Forty years ago, if someone said, “I’m depressed,” the reaction they received was usually along the lines of, “Oh suck it up,” “Get over it,” or, if the listener was feeling particularly compassionate, “Don’t worry, things will get better.” Now, the moment anyone hears the word “depressed,” their reaction is, “For how long?” “Can you eat?” “Can you sleep?” “Do you ever think about killing yourself?”
Back in 490 BC, Empedocles tried to measure different amounts of the “humors” in the body (blood, phlegm, yellow bile, and black bile) to determine whether someone had depression (see Pre-Twentieth Century Theories Of The Aetiology Of Depression). Today’s measurements, while significantly more respected, are equally as elusive. Who doesn’t contemplate suicide at some point in their lives? Psychological diagnoses are tough to make because no one can physically see what is wrong with another person; you can only see the behavioral manifestations. Neurologists would beg to differ—“Look at the synapses! That serotonin is being absorbed too quickly to do its job!”—but we don’t test every patient’s brain who arrives at the doctor's office and says, “Doctor, I think I’m clinically depressed.” No—this person is asked a series of questions, the doctor makes his/her best guess, and then something is (or is not) prescribed.

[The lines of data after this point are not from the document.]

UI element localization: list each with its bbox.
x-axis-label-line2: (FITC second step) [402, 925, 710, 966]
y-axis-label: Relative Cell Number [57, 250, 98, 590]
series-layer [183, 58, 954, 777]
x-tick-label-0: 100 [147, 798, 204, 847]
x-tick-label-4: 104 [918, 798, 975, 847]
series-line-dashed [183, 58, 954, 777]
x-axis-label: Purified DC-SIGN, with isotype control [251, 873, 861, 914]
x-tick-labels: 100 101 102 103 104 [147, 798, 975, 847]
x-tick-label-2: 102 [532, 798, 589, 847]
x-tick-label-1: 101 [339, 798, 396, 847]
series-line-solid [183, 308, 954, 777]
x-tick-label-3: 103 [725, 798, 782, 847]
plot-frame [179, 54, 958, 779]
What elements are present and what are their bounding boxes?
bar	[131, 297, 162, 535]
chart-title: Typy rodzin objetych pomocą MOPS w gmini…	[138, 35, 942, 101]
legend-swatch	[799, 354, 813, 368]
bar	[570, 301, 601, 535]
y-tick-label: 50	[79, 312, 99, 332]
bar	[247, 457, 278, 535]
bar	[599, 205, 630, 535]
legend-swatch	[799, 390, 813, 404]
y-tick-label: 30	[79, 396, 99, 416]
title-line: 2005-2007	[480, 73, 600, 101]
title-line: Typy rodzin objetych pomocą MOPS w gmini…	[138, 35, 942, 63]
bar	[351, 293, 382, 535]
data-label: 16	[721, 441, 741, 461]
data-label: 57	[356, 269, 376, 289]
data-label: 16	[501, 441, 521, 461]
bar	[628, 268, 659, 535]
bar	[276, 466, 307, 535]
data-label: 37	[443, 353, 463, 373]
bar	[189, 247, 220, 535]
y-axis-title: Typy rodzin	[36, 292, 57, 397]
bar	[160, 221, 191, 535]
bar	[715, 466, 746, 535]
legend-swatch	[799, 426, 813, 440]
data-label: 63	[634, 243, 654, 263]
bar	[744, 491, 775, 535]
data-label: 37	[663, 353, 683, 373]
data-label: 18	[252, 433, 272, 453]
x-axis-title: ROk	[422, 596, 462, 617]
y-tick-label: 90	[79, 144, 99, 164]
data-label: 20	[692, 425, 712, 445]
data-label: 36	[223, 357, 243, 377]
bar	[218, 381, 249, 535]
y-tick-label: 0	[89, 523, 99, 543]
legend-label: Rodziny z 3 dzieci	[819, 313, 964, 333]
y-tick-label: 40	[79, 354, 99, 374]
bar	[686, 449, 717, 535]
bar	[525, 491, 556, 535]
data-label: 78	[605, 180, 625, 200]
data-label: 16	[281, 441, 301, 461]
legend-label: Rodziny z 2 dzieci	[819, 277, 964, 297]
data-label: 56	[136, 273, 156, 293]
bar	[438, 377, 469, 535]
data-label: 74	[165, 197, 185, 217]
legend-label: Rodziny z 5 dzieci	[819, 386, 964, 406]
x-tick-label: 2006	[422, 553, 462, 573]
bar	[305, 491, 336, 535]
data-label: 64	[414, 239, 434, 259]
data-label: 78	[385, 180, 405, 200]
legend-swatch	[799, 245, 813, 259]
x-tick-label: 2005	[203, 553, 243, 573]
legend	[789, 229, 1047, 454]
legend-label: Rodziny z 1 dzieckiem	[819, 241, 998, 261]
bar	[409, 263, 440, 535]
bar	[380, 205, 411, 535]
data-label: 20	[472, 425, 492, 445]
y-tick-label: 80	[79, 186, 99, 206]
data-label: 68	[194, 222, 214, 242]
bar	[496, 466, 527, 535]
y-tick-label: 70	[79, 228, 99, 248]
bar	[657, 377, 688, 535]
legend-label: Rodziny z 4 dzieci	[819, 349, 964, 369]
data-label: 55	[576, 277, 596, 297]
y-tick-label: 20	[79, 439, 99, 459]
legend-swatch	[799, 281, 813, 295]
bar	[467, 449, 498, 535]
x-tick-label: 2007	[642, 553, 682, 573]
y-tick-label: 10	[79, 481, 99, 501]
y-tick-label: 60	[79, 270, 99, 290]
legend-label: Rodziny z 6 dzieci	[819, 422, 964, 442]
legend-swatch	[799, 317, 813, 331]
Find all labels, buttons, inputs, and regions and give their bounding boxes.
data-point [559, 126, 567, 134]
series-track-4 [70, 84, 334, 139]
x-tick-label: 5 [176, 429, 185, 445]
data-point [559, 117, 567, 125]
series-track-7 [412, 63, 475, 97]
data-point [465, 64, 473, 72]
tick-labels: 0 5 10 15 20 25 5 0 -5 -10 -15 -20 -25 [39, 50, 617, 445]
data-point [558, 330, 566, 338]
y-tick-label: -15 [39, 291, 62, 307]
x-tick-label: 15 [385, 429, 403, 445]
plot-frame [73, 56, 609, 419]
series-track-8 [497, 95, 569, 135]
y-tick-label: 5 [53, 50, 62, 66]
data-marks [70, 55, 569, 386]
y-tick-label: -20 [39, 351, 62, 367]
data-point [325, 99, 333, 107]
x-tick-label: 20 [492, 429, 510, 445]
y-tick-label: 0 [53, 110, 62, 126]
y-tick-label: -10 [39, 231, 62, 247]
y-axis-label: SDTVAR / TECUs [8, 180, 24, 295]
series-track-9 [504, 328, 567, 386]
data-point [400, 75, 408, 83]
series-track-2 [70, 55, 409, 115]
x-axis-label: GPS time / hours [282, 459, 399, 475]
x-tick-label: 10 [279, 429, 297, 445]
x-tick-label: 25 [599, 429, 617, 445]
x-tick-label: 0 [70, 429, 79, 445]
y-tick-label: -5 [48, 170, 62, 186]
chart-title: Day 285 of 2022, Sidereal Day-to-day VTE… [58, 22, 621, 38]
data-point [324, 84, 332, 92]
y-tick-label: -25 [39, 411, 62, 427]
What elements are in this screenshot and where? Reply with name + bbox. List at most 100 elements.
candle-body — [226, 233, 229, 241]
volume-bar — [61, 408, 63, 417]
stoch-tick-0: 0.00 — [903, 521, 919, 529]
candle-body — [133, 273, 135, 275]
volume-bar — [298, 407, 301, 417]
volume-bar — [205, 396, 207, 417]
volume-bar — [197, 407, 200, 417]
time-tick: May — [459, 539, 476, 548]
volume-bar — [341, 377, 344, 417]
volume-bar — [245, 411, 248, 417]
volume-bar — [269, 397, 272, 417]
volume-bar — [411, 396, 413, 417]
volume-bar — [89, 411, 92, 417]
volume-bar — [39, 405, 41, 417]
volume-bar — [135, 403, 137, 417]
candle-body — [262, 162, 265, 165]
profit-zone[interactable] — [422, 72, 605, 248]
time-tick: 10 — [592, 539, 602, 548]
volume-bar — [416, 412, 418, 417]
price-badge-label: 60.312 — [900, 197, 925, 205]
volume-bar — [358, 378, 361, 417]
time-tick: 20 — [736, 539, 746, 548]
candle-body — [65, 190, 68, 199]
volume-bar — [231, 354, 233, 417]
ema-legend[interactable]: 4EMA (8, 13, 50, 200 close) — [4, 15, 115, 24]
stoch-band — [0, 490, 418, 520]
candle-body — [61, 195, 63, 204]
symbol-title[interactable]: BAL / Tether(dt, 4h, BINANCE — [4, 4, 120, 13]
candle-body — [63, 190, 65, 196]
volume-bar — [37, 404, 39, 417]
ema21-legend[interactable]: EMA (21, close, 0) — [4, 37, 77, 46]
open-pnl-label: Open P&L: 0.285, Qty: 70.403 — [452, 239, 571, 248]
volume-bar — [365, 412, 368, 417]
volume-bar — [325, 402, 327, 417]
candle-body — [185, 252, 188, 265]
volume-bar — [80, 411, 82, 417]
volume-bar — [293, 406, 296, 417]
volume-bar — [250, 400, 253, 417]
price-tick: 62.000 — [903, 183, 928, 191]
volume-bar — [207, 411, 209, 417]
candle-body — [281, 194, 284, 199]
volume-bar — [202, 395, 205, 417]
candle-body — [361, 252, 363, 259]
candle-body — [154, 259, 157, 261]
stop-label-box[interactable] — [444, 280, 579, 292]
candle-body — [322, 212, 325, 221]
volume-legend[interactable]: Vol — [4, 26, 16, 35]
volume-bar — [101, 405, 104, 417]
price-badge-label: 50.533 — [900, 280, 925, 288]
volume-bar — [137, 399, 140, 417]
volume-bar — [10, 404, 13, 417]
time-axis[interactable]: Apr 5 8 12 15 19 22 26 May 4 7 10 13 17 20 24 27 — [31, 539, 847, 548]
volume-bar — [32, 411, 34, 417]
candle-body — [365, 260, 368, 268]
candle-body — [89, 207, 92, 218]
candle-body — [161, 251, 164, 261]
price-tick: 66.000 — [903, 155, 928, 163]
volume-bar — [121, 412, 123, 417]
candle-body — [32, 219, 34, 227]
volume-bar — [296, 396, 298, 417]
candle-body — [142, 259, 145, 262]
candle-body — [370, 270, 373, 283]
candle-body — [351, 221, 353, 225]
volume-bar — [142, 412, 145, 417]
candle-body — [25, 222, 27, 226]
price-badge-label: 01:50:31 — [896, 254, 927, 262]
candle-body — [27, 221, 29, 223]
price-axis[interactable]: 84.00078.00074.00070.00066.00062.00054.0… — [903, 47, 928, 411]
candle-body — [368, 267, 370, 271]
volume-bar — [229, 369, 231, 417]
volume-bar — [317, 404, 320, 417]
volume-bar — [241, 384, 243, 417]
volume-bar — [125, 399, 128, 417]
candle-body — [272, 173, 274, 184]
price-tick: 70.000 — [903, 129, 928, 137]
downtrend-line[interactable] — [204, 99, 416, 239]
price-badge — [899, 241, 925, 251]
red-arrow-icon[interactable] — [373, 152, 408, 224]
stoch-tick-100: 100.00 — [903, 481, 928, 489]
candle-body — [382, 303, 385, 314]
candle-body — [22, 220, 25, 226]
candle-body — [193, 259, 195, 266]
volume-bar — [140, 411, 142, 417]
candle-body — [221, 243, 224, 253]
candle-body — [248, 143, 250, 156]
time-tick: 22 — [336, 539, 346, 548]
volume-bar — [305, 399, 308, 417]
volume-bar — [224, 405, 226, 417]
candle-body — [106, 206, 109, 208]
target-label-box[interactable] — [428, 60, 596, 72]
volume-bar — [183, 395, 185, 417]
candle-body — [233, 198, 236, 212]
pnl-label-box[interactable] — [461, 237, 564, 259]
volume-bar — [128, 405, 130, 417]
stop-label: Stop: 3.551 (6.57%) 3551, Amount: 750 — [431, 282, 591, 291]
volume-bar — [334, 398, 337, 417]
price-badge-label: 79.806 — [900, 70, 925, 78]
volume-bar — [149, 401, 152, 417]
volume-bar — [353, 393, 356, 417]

This, then, leads to another source of controversy: overprescription. I agree that antidepressants are overprescribed. If someone has a bad day or has had trouble sleeping over the past week, the immediate response should not be to label them “depressed” and to toss them a bottle of Zoloft. Overprescription is a serious problem, because it is the mark of the lazy doctor and ultimately doesn’t solve anything. If the person truly has issues that have manifested themselves as depression--anatomical or not--these outer manifestations will merely multiply into other problems, which will then require another medication, and the next thing you know, some poor hapless patient is wobbling out of the pharmacy with two shopping bags full of pills.
However. This is not to say that antidepressents are merely ineffective sugar pills or, worse, suicide-instigators that should be abolished. In spite of all the research that has been done, the predominant attitude toward depression is still, “Get over it.” Only people who have suffered traumatic events in their lives “deserve” to be depressed. And then, once these people have taken enough medication and gone to enough counseling, they should finish their prescriptions, say goodbye to their counselor, and rejoin the world of “normal people.” God forbid someone who seems "together" admits to being depressed. “Everyone feels sad,” will be the scoffing reaction. “What do you have to feel sad about?”
Unfortunately, "feeling sad" is not all there is to depression, and antidepressants do not make you feel “happy.” If they did, everyone would want to be on them! Instead, no one wants to be on them—including the people who need to most. It’s my opinion that whether or not the treatment is prescribed, all depressed people will find an antidepressant of some sort to alleviate their disorder. Is it any surprise that the darkest and craziest artists and thinkers were the worst drunks and drug addicts? Think of Edgar Allen Poe! Beethoven! Freud…! If the world of medicine can’t or won’t provide the help they need, people will find ways to self-medicate. And wouldn’t we rather have a team of doctors trying to return functioning members to society rather than slews of people merely trying to avoid pain?